Archives - Articles

Articles reproduced here come from past Rottnest Society Newsletters and other documents up to 2005.

Rottnest or the Whitsundays?

In August this year I took a much anticipated trip to the Whitsunday passage in Queensland. I have always felt that the sandgropers and banana benders shared a similar climate, lifestyle, and ideas on the way things are. It took a few years of convincing to realise that not all of Queensland looked like the abomination that is the Gold Coast, with its seemingly endless lines of tasteless, 1980's high rise architecture, a sign of uncontrolled development at all cost, with no consideration of the surrounding environment. Having fallen in love with sailing three years ago, I was drawn to the Whitsundays, the Mecca of Australian cruising grounds.

There is something infinitely special about islands. Their very finite borders, their sunrises and sunsets on a sparkling ocean, their harmonious eco systems that have preserved and nurtured the rarest of species for unknown numbers of years.

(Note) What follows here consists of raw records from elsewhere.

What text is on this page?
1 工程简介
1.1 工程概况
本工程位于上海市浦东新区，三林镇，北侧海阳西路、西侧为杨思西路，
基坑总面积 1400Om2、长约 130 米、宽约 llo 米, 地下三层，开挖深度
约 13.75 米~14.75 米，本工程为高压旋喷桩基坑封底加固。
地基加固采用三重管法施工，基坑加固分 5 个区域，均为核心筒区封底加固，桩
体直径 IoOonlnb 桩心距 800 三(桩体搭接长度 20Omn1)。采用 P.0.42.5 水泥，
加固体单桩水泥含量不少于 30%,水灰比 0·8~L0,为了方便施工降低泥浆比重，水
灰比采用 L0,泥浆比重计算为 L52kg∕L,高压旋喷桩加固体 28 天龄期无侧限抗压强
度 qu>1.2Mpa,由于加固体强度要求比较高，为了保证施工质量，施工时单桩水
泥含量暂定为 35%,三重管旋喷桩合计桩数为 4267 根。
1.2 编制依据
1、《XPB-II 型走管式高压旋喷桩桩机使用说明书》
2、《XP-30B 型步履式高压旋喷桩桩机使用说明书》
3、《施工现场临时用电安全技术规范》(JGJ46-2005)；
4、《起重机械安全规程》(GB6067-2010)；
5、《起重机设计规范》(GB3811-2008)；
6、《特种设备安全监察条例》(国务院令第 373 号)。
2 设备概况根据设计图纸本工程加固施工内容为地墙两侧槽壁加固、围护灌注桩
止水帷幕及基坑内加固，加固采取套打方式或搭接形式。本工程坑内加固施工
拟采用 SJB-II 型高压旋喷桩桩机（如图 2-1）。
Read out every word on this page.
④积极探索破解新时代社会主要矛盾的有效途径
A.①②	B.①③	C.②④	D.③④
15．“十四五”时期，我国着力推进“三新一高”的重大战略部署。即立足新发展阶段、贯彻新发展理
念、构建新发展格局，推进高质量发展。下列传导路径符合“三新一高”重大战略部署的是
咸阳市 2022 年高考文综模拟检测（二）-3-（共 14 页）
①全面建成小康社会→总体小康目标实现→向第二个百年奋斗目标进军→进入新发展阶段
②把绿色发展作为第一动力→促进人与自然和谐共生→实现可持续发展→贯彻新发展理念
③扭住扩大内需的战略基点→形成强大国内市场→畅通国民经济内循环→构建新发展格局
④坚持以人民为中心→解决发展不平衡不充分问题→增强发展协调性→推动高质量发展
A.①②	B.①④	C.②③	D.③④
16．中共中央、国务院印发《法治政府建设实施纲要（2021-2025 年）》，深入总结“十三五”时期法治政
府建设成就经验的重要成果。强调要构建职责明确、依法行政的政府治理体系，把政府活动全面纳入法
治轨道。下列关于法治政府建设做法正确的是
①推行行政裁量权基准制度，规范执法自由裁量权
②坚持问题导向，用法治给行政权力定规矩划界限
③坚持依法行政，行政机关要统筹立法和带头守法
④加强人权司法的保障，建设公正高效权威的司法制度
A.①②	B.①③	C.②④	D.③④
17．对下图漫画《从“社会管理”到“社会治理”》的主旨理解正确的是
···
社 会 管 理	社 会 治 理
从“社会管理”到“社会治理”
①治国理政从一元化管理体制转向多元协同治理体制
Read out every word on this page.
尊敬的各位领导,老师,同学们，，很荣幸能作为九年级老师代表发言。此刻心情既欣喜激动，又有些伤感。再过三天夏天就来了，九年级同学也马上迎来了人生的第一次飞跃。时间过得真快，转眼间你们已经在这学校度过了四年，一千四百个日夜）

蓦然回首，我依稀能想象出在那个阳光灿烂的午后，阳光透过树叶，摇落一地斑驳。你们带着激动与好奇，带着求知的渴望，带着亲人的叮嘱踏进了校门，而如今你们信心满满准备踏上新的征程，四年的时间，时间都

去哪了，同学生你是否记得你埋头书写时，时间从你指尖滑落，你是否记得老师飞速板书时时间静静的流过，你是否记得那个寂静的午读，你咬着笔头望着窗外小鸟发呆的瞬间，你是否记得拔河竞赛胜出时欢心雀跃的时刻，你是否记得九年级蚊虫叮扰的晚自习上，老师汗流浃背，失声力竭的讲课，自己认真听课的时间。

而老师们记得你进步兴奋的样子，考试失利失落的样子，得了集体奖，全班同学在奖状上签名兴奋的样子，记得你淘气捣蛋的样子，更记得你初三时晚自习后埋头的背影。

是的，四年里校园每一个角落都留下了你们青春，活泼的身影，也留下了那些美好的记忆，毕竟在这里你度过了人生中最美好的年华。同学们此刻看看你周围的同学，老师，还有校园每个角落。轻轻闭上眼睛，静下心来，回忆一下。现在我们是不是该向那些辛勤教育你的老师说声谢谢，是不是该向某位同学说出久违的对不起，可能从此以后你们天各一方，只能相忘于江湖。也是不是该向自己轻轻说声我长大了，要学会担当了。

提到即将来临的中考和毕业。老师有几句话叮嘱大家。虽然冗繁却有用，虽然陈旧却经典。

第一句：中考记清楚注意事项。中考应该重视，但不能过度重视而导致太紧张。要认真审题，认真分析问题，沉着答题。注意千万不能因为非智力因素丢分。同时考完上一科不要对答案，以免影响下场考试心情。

My first realisation that things weren't as up to speed as I had naively assumed, was my first visit to the head (marine toilet) on our charter yacht. On emerging from the cubicle and heading outside I realised the transaction I had just performed hadn't gone into the holding tanks which I imagined would be mandatory, but directly into the coral sea. Hundreds of charter yachts operate in this area, with no sewerage discharge laws in existence to convince charter operators to install holding tanks. Consequently with six of us on board, a warning had to be given fairly regularly to anyone swimming while the head was in use. In all fairness, the tidal flow in that area is quite large, but when you're in a busy anchorage this pollution can be quite obvious.

The development in the Whitsunday Islands varies from untouched wilderness with the odd warning sign (yes, it seems the banana benders must be litigation mad too), to full-blown tasteless concrete high-rise, complete with bitumen, golf carts, and pool after pool alongside crystal clear ocean.

All in all it is a fantastic place, but not one of the hundred plus islands seemed to have the all round appeal of our beautiful island. The main thing I took from this experience is in the Whitsundays you can arguably bastardise a few of the islands, as there are plenty of them. We only have one Rottnest – one fragile ecosystem, with sunrises and sunsets over the sparkling, pure Indian Ocean, contained within its sand and limestone borders, harmonious eco systems, under constant pressure from an ever expanding population. Education is the answer to many of the world's complex problems, and Rottnest has many complex issues that need our attention, as we have collectively created them. Educating visitors, both regular and infrequent, to the problems our island faces, will hopefully make them realise the need to conserve the special place we have, as unlike our friends in Queensland, we don't have another one spare.